Formula 1 won’t come to Las Vegas for another year-and-a-half, but parent company Liberty Media is already making a huge investment in the city.
Liberty has agreed to buy 39 acres of land east of the Las Vegas Strip for $240 million.
- The area will house the pit and paddock complex for the Las Vegas Grand Prix, which will run its inaugural race in November 2023.
- The purchase will be funded from cash on hand in F1’s accounts.
“The revenues are growing, the race markets are growing, so they’re putting their money where their mouth is,” said McLaren CEO Zack Brown of Liberty on Saturday.
Rising Rights
With F1’s $5 million-per-year U.S. broadcast rights deal with ESPN ending in 2022, Liberty could seek $75 million or more per year.

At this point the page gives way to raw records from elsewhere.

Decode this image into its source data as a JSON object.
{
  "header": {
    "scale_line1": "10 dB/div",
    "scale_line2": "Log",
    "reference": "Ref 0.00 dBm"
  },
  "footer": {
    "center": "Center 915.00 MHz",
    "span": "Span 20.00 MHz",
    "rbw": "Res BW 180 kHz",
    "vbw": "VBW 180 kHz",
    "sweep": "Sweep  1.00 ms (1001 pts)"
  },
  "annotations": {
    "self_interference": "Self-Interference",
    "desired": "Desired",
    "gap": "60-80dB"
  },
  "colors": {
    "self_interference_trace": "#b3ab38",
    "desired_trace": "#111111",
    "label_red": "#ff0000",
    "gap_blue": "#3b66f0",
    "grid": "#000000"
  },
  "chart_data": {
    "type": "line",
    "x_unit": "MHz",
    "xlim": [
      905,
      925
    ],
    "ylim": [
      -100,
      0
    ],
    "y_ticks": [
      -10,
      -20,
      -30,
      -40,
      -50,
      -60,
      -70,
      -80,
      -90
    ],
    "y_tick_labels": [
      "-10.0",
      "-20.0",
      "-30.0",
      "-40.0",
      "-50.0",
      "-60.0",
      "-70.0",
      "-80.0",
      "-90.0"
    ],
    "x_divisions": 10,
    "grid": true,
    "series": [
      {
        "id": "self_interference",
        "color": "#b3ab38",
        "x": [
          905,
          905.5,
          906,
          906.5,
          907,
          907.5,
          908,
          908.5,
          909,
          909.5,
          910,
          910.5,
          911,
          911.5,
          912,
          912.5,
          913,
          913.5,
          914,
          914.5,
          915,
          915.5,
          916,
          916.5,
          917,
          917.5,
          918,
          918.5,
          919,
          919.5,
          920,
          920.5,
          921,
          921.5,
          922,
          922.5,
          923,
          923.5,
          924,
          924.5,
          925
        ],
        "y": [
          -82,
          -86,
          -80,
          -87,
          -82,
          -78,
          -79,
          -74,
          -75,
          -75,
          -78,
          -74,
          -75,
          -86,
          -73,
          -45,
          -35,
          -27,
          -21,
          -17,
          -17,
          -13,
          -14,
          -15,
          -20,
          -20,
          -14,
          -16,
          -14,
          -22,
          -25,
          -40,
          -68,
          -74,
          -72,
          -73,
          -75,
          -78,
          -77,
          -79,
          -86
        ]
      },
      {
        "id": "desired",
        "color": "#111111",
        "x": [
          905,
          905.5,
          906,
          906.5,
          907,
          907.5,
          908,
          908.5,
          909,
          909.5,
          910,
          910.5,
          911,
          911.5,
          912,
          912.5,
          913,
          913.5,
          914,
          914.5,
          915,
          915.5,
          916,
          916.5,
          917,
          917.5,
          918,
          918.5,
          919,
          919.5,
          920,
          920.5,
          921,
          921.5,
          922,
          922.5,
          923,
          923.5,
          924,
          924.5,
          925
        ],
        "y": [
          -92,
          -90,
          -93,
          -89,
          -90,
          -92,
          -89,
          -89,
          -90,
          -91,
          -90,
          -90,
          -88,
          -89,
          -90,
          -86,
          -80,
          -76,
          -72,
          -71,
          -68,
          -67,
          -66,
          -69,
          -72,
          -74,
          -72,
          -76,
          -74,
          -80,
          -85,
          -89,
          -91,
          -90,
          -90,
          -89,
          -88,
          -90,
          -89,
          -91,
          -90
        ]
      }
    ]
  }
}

“We’re going to see a massive increase,” said Liberty CEO Greg Maffei last Friday.
Maffei noted that there are ongoing shifts in where sports properties can find the largest audiences.
“If you look at cable households, and how many there are compared to Netflix households and [Amazon] Prime households — the idea that the broadest audience is historically on cable — that’s becoming a lot less clear,” said Maffei.
Netflix is widely credited with growing the sport’s popularity through its hit series “Drive to Survive.”
“I don’t think we’d be sitting here at this racetrack [at the Miami Grand Prix] without what Netflix has done,” said Brown.